Ran Gi mengangguk pelan. "Lalu bagaimana kalian bisa mengenal Sujun?"
Ara tersenyum pahit. "Kalau diingat lagi, dulu ketika berusia lima tahun keadaan fisik Sujun lemah. Dia tinggal bersama pamannya, menjauh dari Seoul demi udara segar.
"Dia terjatuh di depan rumah kami, lalu ibu membawanya masuk ke rumah. Di sana dia siuman dan berkenalan dengan kami. Dia makan malam bersama kami dan katanya masakan ibu enak. Karena masakan dia datang setiap hari untuk makan siang, kadang makan malam. Tapi aku tahu yang dia cari adalah Yeona."
Alis Ran Gi terangkat. "Mereka masih kecil, sudah saling menyukai?"
Ara tertawa kecil sambil menggeleng. "Itu hanya prediksi saja. Yang jelas, hubungan kami semakin dekat."
"Tiga sekawan, hmm?"
Ara mengangguk. Sebenarnya empat. Ada Daegu, anak tetangga sebelah, tapi biar itu menjadi rahasia.
"Bagaimana Sujun bisa pacaran dengan Yeona?" tanya Ran Gi dengan penasaran.
"Di SMA, kira-kira enam tahun yang lalu. Sujun menembak Yeona dan resmi pacaran."
"Kapan kalian pindah ke Seoul?"
Pertanyaan Ran Gi membuat Ara tersenyum pahit. "Kalau aku sekitar lima tahun yang lalu karena kuliah beasiswa. Sementara Yeona pindah sekitar empat tahun yang lalu, setelah ibu pergi ke surga."
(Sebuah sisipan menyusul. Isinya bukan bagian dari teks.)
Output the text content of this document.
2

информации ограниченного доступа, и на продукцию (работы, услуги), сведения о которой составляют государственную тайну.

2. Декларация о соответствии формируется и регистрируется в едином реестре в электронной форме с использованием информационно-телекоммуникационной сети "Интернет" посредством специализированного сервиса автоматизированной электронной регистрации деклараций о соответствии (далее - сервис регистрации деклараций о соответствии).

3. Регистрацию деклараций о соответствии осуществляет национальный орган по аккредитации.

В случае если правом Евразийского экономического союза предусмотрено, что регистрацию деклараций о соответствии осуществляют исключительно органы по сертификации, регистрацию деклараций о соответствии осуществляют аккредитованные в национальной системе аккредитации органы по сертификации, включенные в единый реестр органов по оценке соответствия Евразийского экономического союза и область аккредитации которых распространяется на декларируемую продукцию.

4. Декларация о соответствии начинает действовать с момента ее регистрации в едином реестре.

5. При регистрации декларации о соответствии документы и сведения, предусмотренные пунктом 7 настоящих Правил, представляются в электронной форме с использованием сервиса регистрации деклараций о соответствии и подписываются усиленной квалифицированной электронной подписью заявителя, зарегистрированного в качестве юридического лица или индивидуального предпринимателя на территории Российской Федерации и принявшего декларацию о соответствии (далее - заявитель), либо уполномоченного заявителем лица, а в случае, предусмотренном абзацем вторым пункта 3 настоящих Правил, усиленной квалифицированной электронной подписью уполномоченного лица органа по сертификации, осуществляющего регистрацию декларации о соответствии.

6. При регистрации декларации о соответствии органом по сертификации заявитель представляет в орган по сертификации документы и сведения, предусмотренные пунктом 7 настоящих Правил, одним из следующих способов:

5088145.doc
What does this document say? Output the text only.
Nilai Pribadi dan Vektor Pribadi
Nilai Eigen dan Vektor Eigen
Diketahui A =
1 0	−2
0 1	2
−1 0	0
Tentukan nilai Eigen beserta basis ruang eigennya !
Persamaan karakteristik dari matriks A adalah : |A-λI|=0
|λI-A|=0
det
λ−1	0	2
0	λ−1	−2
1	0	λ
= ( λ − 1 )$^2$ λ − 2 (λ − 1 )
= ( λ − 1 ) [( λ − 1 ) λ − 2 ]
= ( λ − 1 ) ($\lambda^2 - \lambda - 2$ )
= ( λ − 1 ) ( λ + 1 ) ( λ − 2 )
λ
"Dan Sujun bertemu Hye Rin, kan?"
"Iya, sepertinya begitu. Dia mengantar Yeona pindahan. Hei, bagaimana kamu tahu?"
"Menebak." Ran Gi meneguk habis kopi bagiannya. "Sekarang aku bisa menebak apa yang terjadi selanjutnya. Yeona masih polos dan Hye Rin memanfaatkan kepolosan itu untuk merebut pacar kakaknya."
"Ya … andai Daegu tidak masuk wajib militer. Pasti beda cerita."
Ran Gi menoleh kencang seperti namanya saja yang dipanggil. "Daegu? Siapa Daegu?"
"Bukan, maksudku diriku. Bukan Daegu, ya, diriku." Ara tertawa lalu meneguk habis kopi. "Sudah malam, ayo pulang."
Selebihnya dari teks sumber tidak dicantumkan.